Buddhists often have a way of capturing the essence of a religious insight by putting it in its starkest terms. The Unitarian Universalist minister Forrest Church says that religion is what we do with our awareness that we have been born and are going to die. The Buddha put it like this: "A man traveling across a field encountered a tiger. He fled, the tiger after him. Coming to a precipice, he caught hold of a wild vine and swung himself down over the edge. The tiger sniffed at him from above. Trembling, the man looked down and saw, far below, another tiger waiting to eat him. Only the vine sustained him. Two mice little by little started to gnaw away the vine. The man saw a luscious strawberry near him. Grasping the vine with one hand, he plucked the strawberry with the other. How sweet it tasted!"

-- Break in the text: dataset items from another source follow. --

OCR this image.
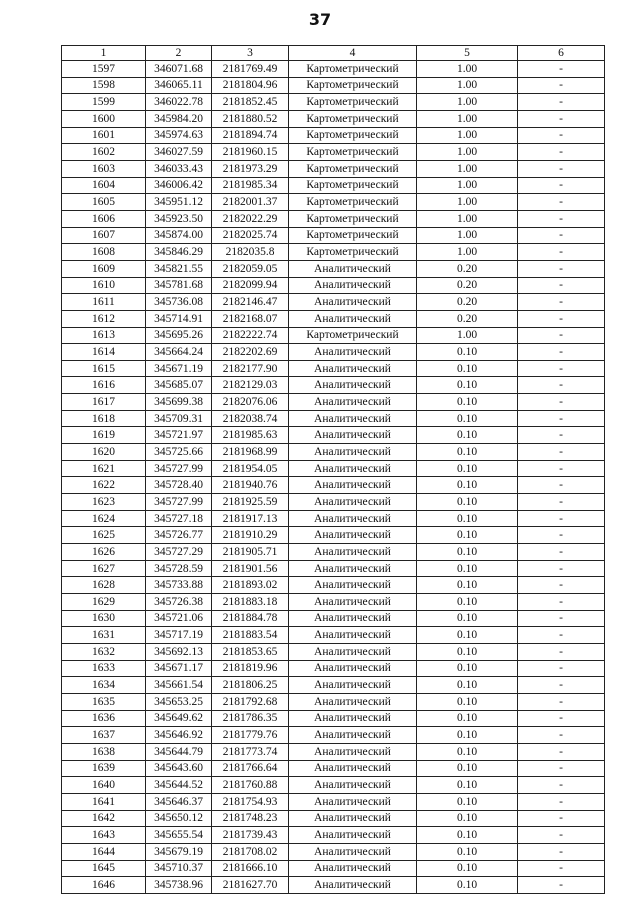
37
1	2	3	4	5	6
1597	346071.68	2181769.49	Картометрический	1.00	-
1598	346065.11	2181804.96	Картометрический	1.00	-
1599	346022.78	2181852.45	Картометрический	1.00	-
1600	345984.20	2181880.52	Картометрический	1.00	-
1601	345974.63	2181894.74	Картометрический	1.00	-
1602	346027.59	2181960.15	Картометрический	1.00	-
1603	346033.43	2181973.29	Картометрический	1.00	-
1604	346006.42	2181985.34	Картометрический	1.00	-
1605	345951.12	2182001.37	Картометрический	1.00	-
1606	345923.50	2182022.29	Картометрический	1.00	-
1607	345874.00	2182025.74	Картометрический	1.00	-
1608	345846.29	2182035.8	Картометрический	1.00	-
1609	345821.55	2182059.05	Аналитический	0.20	-
1610	345781.68	2182099.94	Аналитический	0.20	-
1611	345736.08	2182146.47	Аналитический	0.20	-
1612	345714.91	2182168.07	Аналитический	0.20	-
1613	345695.26	2182222.74	Картометрический	1.00	-
1614	345664.24	2182202.69	Аналитический	0.10	-
1615	345671.19	2182177.90	Аналитический	0.10	-
1616	345685.07	2182129.03	Аналитический	0.10	-
1617	345699.38	2182076.06	Аналитический	0.10	-
1618	345709.31	2182038.74	Аналитический	0.10	-
1619	345721.97	2181985.63	Аналитический	0.10	-
1620	345725.66	2181968.99	Аналитический	0.10	-
1621	345727.99	2181954.05	Аналитический	0.10	-
1622	345728.40	2181940.76	Аналитический	0.10	-
1623	345727.99	2181925.59	Аналитический	0.10	-
1624	345727.18	2181917.13	Аналитический	0.10	-
1625	345726.77	2181910.29	Аналитический	0.10	-
1626	345727.29	2181905.71	Аналитический	0.10	-
1627	345728.59	2181901.56	Аналитический	0.10	-
1628	345733.88	2181893.02	Аналитический	0.10	-
1629	345726.38	2181883.18	Аналитический	0.10	-
1630	345721.06	2181884.78	Аналитический	0.10	-
1631	345717.19	2181883.54	Аналитический	0.10	-
1632	345692.13	2181853.65	Аналитический	0.10	-
1633	345671.17	2181819.96	Аналитический	0.10	-
1634	345661.54	2181806.25	Аналитический	0.10	-
1635	345653.25	2181792.68	Аналитический	0.10	-
1636	345649.62	2181786.35	Аналитический	0.10	-
1637	345646.92	2181779.76	Аналитический	0.10	-
1638	345644.79	2181773.74	Аналитический	0.10	-
1639	345643.60	2181766.64	Аналитический	0.10	-
1640	345644.52	2181760.88	Аналитический	0.10	-
1641	345646.37	2181754.93	Аналитический	0.10	-
1642	345650.12	2181748.23	Аналитический	0.10	-
1643	345655.54	2181739.43	Аналитический	0.10	-
1644	345679.19	2181708.02	Аналитический	0.10	-
1645	345710.37	2181666.10	Аналитический	0.10	-
1646	345738.96	2181627.70	Аналитический	0.10	-
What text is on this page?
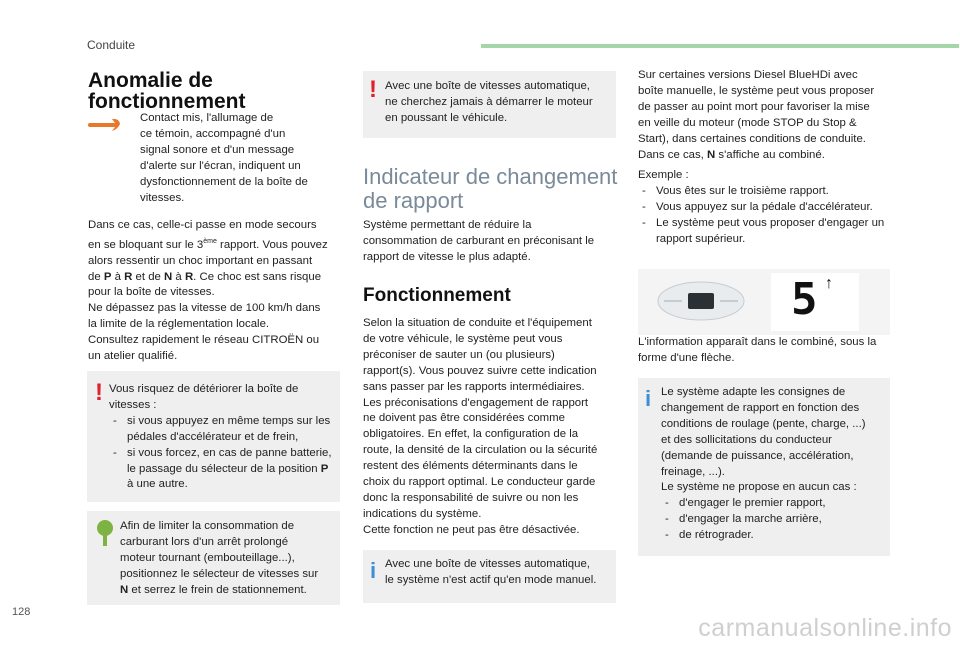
Conduite
Anomalie de
fonctionnement
Contact mis, l'allumage de
ce témoin, accompagné d'un
signal sonore et d'un message
d'alerte sur l'écran, indiquent un
dysfonctionnement de la boîte de
vitesses.
Dans ce cas, celle-ci passe en mode secours
en se bloquant sur le 3ème rapport. Vous pouvez
alors ressentir un choc important en passant
de P à R et de N à R. Ce choc est sans risque
pour la boîte de vitesses.
Ne dépassez pas la vitesse de 100 km/h dans
la limite de la réglementation locale.
Consultez rapidement le réseau CITROËN ou
un atelier qualifié.
! Vous risquez de détériorer la boîte de
vitesses :
- si vous appuyez en même temps sur les pédales d'accélérateur et de frein,
- si vous forcez, en cas de panne batterie, le passage du sélecteur de la position P à une autre.
Afin de limiter la consommation de
carburant lors d'un arrêt prolongé
moteur tournant (embouteillage...),
positionnez le sélecteur de vitesses sur
N et serrez le frein de stationnement.
! Avec une boîte de vitesses automatique,
ne cherchez jamais à démarrer le moteur
en poussant le véhicule.
Indicateur de changement
de rapport
Système permettant de réduire la
consommation de carburant en préconisant le
rapport de vitesse le plus adapté.
Fonctionnement
Selon la situation de conduite et l'équipement
de votre véhicule, le système peut vous
préconiser de sauter un (ou plusieurs)
rapport(s). Vous pouvez suivre cette indication
sans passer par les rapports intermédiaires.
Les préconisations d'engagement de rapport
ne doivent pas être considérées comme
obligatoires. En effet, la configuration de la
route, la densité de la circulation ou la sécurité
restent des éléments déterminants dans le
choix du rapport optimal. Le conducteur garde
donc la responsabilité de suivre ou non les
indications du système.
Cette fonction ne peut pas être désactivée.
i Avec une boîte de vitesses automatique,
le système n'est actif qu'en mode manuel.
Sur certaines versions Diesel BlueHDi avec
boîte manuelle, le système peut vous proposer
de passer au point mort pour favoriser la mise
en veille du moteur (mode STOP du Stop &
Start), dans certaines conditions de conduite.
Dans ce cas, N s'affiche au combiné.
Exemple :
- Vous êtes sur le troisième rapport.
- Vous appuyez sur la pédale d'accélérateur.
- Le système peut vous proposer d'engager un rapport supérieur.
5 ↑
L'information apparaît dans le combiné, sous la
forme d'une flèche.
i Le système adapte les consignes de
changement de rapport en fonction des
conditions de roulage (pente, charge, ...)
et des sollicitations du conducteur
(demande de puissance, accélération,
freinage, ...).
Le système ne propose en aucun cas :
- d'engager le premier rapport,
- d'engager la marche arrière,
- de rétrograder.
128
carmanualsonline.info
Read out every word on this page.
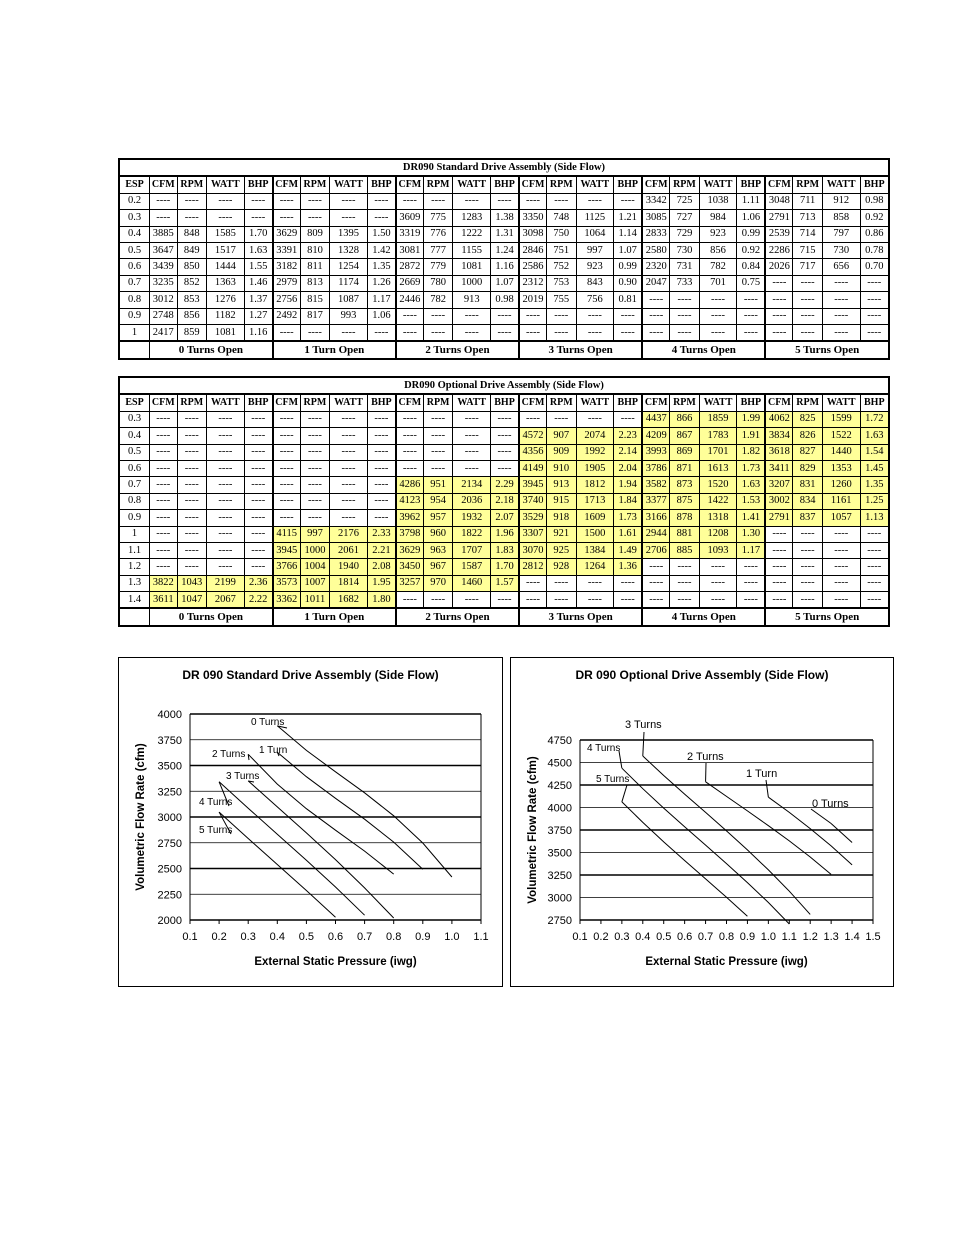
DR090 Standard Drive Assembly (Side Flow)																								
ESP	CFM	RPM	WATT	BHP	CFM	RPM	WATT	BHP	CFM	RPM	WATT	BHP	CFM	RPM	WATT	BHP	CFM	RPM	WATT	BHP	CFM	RPM	WATT	BHP
0.2	----	----	----	----	----	----	----	----	----	----	----	----	----	----	----	----	3342	725	1038	1.11	3048	711	912	0.98
0.3	----	----	----	----	----	----	----	----	3609	775	1283	1.38	3350	748	1125	1.21	3085	727	984	1.06	2791	713	858	0.92
0.4	3885	848	1585	1.70	3629	809	1395	1.50	3319	776	1222	1.31	3098	750	1064	1.14	2833	729	923	0.99	2539	714	797	0.86
0.5	3647	849	1517	1.63	3391	810	1328	1.42	3081	777	1155	1.24	2846	751	997	1.07	2580	730	856	0.92	2286	715	730	0.78
0.6	3439	850	1444	1.55	3182	811	1254	1.35	2872	779	1081	1.16	2586	752	923	0.99	2320	731	782	0.84	2026	717	656	0.70
0.7	3235	852	1363	1.46	2979	813	1174	1.26	2669	780	1000	1.07	2312	753	843	0.90	2047	733	701	0.75	----	----	----	----
0.8	3012	853	1276	1.37	2756	815	1087	1.17	2446	782	913	0.98	2019	755	756	0.81	----	----	----	----	----	----	----	----
0.9	2748	856	1182	1.27	2492	817	993	1.06	----	----	----	----	----	----	----	----	----	----	----	----	----	----	----	----
1	2417	859	1081	1.16	----	----	----	----	----	----	----	----	----	----	----	----	----	----	----	----	----	----	----	----
	0 Turns Open				1 Turn Open				2 Turns Open				3 Turns Open				4 Turns Open				5 Turns Open			
DR090 Optional Drive Assembly (Side Flow)																								
ESP	CFM	RPM	WATT	BHP	CFM	RPM	WATT	BHP	CFM	RPM	WATT	BHP	CFM	RPM	WATT	BHP	CFM	RPM	WATT	BHP	CFM	RPM	WATT	BHP
0.3	----	----	----	----	----	----	----	----	----	----	----	----	----	----	----	----	4437	866	1859	1.99	4062	825	1599	1.72
0.4	----	----	----	----	----	----	----	----	----	----	----	----	4572	907	2074	2.23	4209	867	1783	1.91	3834	826	1522	1.63
0.5	----	----	----	----	----	----	----	----	----	----	----	----	4356	909	1992	2.14	3993	869	1701	1.82	3618	827	1440	1.54
0.6	----	----	----	----	----	----	----	----	----	----	----	----	4149	910	1905	2.04	3786	871	1613	1.73	3411	829	1353	1.45
0.7	----	----	----	----	----	----	----	----	4286	951	2134	2.29	3945	913	1812	1.94	3582	873	1520	1.63	3207	831	1260	1.35
0.8	----	----	----	----	----	----	----	----	4123	954	2036	2.18	3740	915	1713	1.84	3377	875	1422	1.53	3002	834	1161	1.25
0.9	----	----	----	----	----	----	----	----	3962	957	1932	2.07	3529	918	1609	1.73	3166	878	1318	1.41	2791	837	1057	1.13
1	----	----	----	----	4115	997	2176	2.33	3798	960	1822	1.96	3307	921	1500	1.61	2944	881	1208	1.30	----	----	----	----
1.1	----	----	----	----	3945	1000	2061	2.21	3629	963	1707	1.83	3070	925	1384	1.49	2706	885	1093	1.17	----	----	----	----
1.2	----	----	----	----	3766	1004	1940	2.08	3450	967	1587	1.70	2812	928	1264	1.36	----	----	----	----	----	----	----	----
1.3	3822	1043	2199	2.36	3573	1007	1814	1.95	3257	970	1460	1.57	----	----	----	----	----	----	----	----	----	----	----	----
1.4	3611	1047	2067	2.22	3362	1011	1682	1.80	----	----	----	----	----	----	----	----	----	----	----	----	----	----	----	----
	0 Turns Open				1 Turn Open				2 Turns Open				3 Turns Open				4 Turns Open				5 Turns Open			
DR 090 Standard Drive Assembly (Side Flow)
2000
2250
2500
2750
3000
3250
3500
3750
4000
0.1 0.2 0.3 0.4 0.5 0.6 0.7 0.8 0.9 1.0 1.1
External Static Pressure (iwg)
Volumetric Flow Rate (cfm)
0 Turns
1 Turn
2 Turns
3 Turns
4 Turns
5 Turns
DR 090 Optional Drive Assembly (Side Flow)
2750
3000
3250
3500
3750
4000
4250
4500
4750
0.1 0.2 0.3 0.4 0.5 0.6 0.7 0.8 0.9 1.0 1.1 1.2 1.3 1.4 1.5
External Static Pressure (iwg)
Volumetric Flow Rate (cfm)	0 Turns
1 Turn
2 Turns
3 Turns
4 Turns
5 Turns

My friends, this is the worst case scenario. More often than not, we will find God's realm in less radical contexts — in our love for one another, in our efforts to shape a better world, in our spiritual practices — but even if we are clinging to the vine with one hand, we can always reach out with the other. God's realm is this world, seen as if through the eyes of its loving creator and caretaker. To see in this way is to join in that creative stewardship for our beautiful and broken world.

May we who live in times of turmoil and conflict remember that our path goes deeper than the course set for us by history and fate. Fate is not the only force in history; we also possess an inner freedom, a creative soul, that enables us to greet and build the reign of God even now, if we would only see it.